Each contestant is divided into classes based on his or her ringer percentage - or success rate in landing his or her shoe around the stake. Competitors came from all over to the event in Ardmore, Okla., Sanderson said, and tension sometimes ran high on the courts.

“There was a lot of pressure, a lot of endurance,” he said. “People were there to win.”

Sanderson said he took his time and stayed focused — so focused, in fact, he often didn’t even hear his daughter, Stephanie Daugherty of Chicago, cheering wildly from the bleachers. He knew she was, though.

“She thinks her old man is hot stuff,” he said with a smile. “You could hear her hollering and clapping up in the stands.”

The class competition lasted three days, with Sanderson pitching 600 tosses against 15 opponents and coming out with the most points and a 31.5 ringer percentage, the highest in his class. The self-described slowest player in the field, he took extra time to scrape clay from the pits off his shoes and line up his shots.

“I’m just slow and concentrated. It was really total concentration,” he said.

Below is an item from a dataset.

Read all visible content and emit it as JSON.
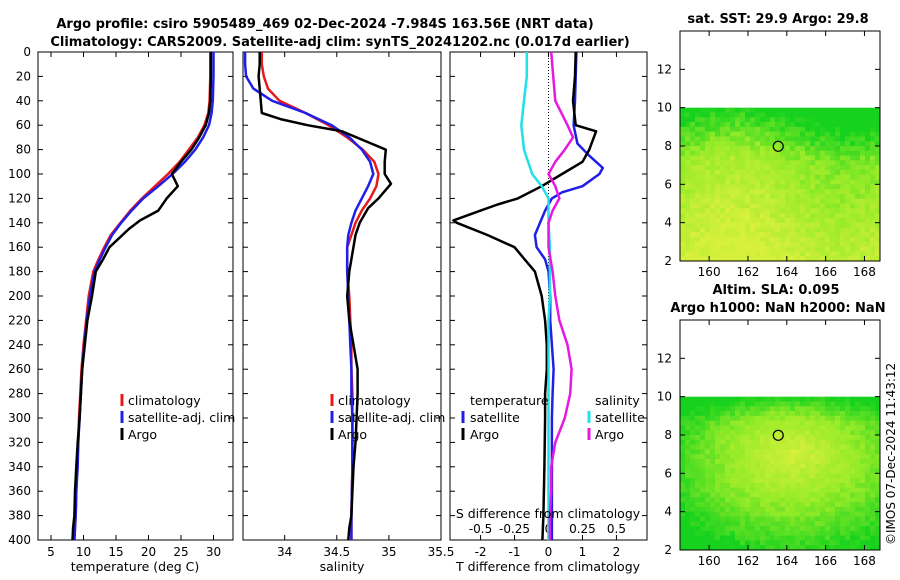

Playing in tournaments is much different than playing alone, Sanderson said. The noise, bustle and tension of competition are a far cry from the quiet practice court in his backyard.

“Things start going differently,” he said, though he felt comfortable at the world tournament. “I was playing my game.”

Casey Sluys, publicity director with the NHPA, said the event’s arena held 50 courts, 48 for regular matches and two for play-offs, which were spaced to minimize distractions.

“It wasn’t too bad and they’re shielded with a partition,” he said. “It’s set up real nice as far as pitching is concerned.”

Sanderson entered the competition ranked fifth in his class, though initial rankings don’t always mean much.

“When you get in, it’s like a free-for-all,” he said. “It’s all a matter of who’s on, who’s hot, who’s focused.”

By the end of the second day of matches, he was in second place and close on the top spot’s heels, but it wasn’t until after beating the contender in first place early in the third day that Sanderson began thinking about the win.

“The last day, that’s when I thought, ‘I got a shot at this,’” he said. “They were close games, I had a couple breaks.”

A few matches later and Sanderson received his trophy, patch and $500 in prize money.

Sanderson said he plans to use the extra cash for entry fees into more tournaments.

“I play every weekend somewhere,” said Sanderson, who hopes to do well in the state tournament in October.

Sanderson, a member of the Arlington Iron Benders horseshoe club in Arlington, said he may return to the world tournament, which will be in Pennsylvania in 2008 and Springfield, Ill., in 2009. At this year’s event, he was one of nearly 1,000 competitors and one of five class champions from Texas.

Sluys, who’s been pitching competitively for 21 years, said horseshoe pitching has been around since Roman times. While the nobility tossed closed rings called quoites, peasants began using cheaper and more readily available discarded horseshoes and the sport spread to Europe and, eventually, America, where it is a popular pass-time at reunions, picnics, lodges and among the more than 600 clubs and 14,000 members of the NHPA.

“Virtually everybody in America has pitched horseshoes at some point in their lives,” he said, though the NHPA tournaments are far more structured than the pitching most are familiar with because of the regulation pitching shoes, courts and scorekeeping.

A retired engineer, Sanderson has pitched for three years, and said many of the players he goes up against have a lifetime of experience behind them. Still, he says, anyone can get involved.

“All you need is horse shoes and tennis shoes,” he said. “It’s a low-cost sport — it’s truly an amateur sport.”